How to Avoid Holiday Burnout
Okay, I know it is not Halloween yet, but we are going to discuss the holidays. Now, before you think I am losing it hear me out. While the holidays are a month+ away, now is when you should be setting your budget as well as deciding that you can feasibly attend.
You know how it is when you are a nurse, there are alot of parties and celebrations. These can start to become really expensive when you are expected to contribute to everyone. Here are my simple tips for how to survive the holiday festivities this year.
Start putting out feelers now.
While people may give you a slight side eye at mentioning thanksgiving or christmas parties right now, it's worth asking. Especially if you are new at your place of employment. If you have been there a while and have an idea of the holiday festivities then you may be able to start your list. If you have a list you can decide which functions you will attend.
This is important because not only can these functions add up financially but they can become exhausting as well.
Set your boundaries.
Between your work and your family, decide what you can reasonably attend without pushing yourself too hard or spending too much. If you do this early on you will be more likely to stick to your decision. If you wait, especially if you are someone who struggles to say no to others, you may overextend yourself.
Set your budget.
An easy easy way to stick to your boundaries is by having a budget you stick to. There are only so many secret santas and potlucks you can attend! Even though potluck contributions tend to come from the grocery budget it doesn’t change the fact that you will still need to have increased funds. Make sure when you set your holiday party budget you take into account food, gifts, decor, and clothing when needed.

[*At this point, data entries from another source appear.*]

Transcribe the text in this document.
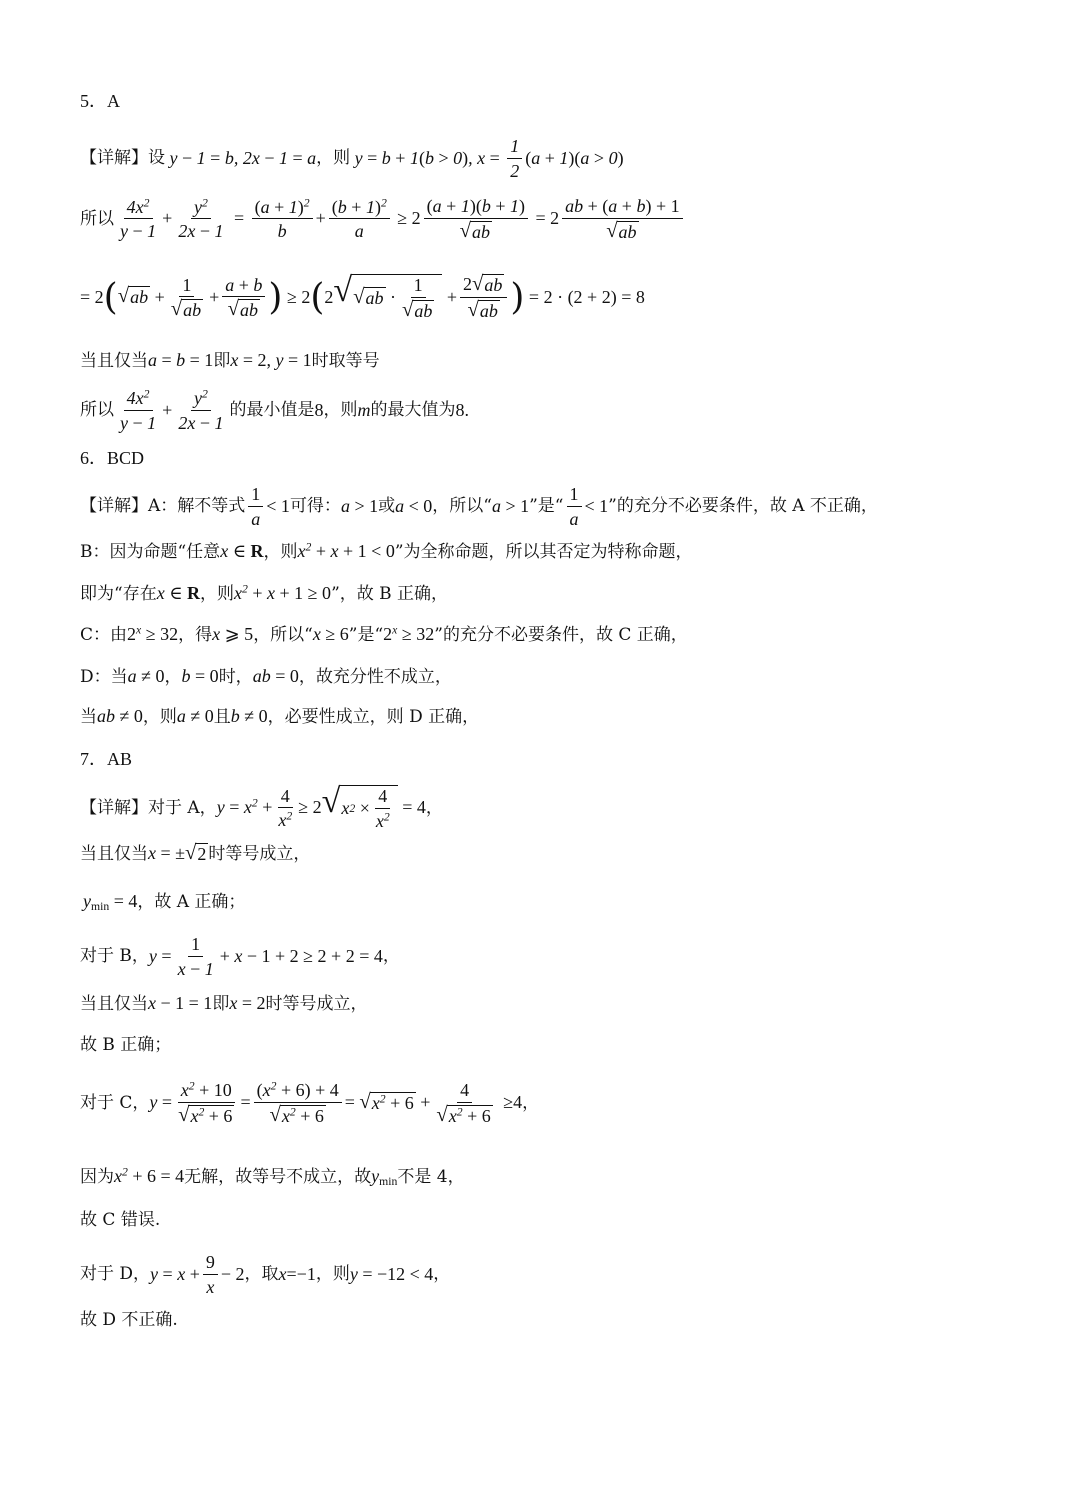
5．A
【详解】 设 y − 1 = b, 2x − 1 = a ，则 y = b + 1(b > 0), $x = \frac{1}{2} (a + 1)(a > 0)$
所以 $\frac{4x^2}{y - 1} + \frac{y^2}{2x - 1} = \frac{(a + 1)^2}{b} + \frac{(b + 1)^2}{a} \ge 2 \frac{(a + 1)(b + 1)}{√ ab} = 2 \frac{ab + (a + b) + 1}{√ ab}$
= 2 ( √ ab + $\frac{1}{√ ab} + \frac{a + b}{√ ab}$ ) ≥ 2 ( 2 √ √ ab · $\frac{1}{√ ab} + \frac{2 √ ab}{√ ab}$ ) = 2 · (2 + 2) = 8
当且仅当 a = b = 1 即 x = 2, y = 1 时取等号
所以 $\frac{4x^2}{y - 1} + \frac{y^2}{2x - 1}$ 的最小值是 8 ，则 m 的最大值为 8.
6．BCD
【详解】A：解不等式 $\frac{1}{a} < 1$ 可得： a > 1 或 a < 0 ，所以“ a > 1 ”是“ $\frac{1}{a} < 1$ ”的充分不必要条件，故 A 不正确，
B：因为命题“任意 x ∈ R ，则 $x^2 + x + 1 < 0$ ”为全称命题，所以其否定为特称命题，
即为“存在 x ∈ R ，则 $x^2 + x + 1 \ge 0$ ”，故 B 正确，
C：由 $2^x \ge 32$ ，得 x ⩾ 5 ，所以“ x ≥ 6 ”是“ $2^x \ge 32$ ”的充分不必要条件，故 C 正确，
D：当 a ≠ 0 ， b = 0 时， ab = 0 ，故充分性不成立，
当 ab ≠ 0 ，则 a ≠ 0 且 b ≠ 0 ，必要性成立，则 D 正确，
7．AB
【详解】对于 A， $y = x^2 + \frac{4}{x^2} \ge 2$ √ x $2 \times \frac{4}{x^2} = 4$ ，
当且仅当 x = ± √ 2 时等号成立，
$y_{min} = 4$ ，故 A 正确；
对于 B， $y = \frac{1}{x - 1} + x - 1 + 2 \ge 2 + 2 = 4$ ，
当且仅当 x − 1 = 1 即 x = 2 时等号成立，
故 B 正确；
对于 C， $y = \frac{x^2 + 10}{√ x^2 + 6} = \frac{(x^2 + 6) + 4}{√ x^2 + 6}$ = √ $x^2 + 6 + \frac{4}{√ x^2 + 6} \ge 4$ ，
因为 $x^2 + 6 = 4$ 无解，故等号不成立，故 $y_{min}$ 不是 4，
故 C 错误.
对于 D， $y = x + \frac{9}{x} - 2$ ，取 x=−1 ，则 y = −12 < 4 ，
故 D 不正确.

One of the reasons that I am suggesting you do these things is because in the early part of the season we view all the festivities with rose colored glasses and we just imagine how fun it will all be. But once the holidays are here, we quickly learn that it can be a little overwhelming. I think if you take a step back and consciously choose which parties or gift exchanges you will attend it will really give you the opportunity to enjoy yourself in the moment instead of being so concerned with the other 20 engagements you have scheduled on your calendar.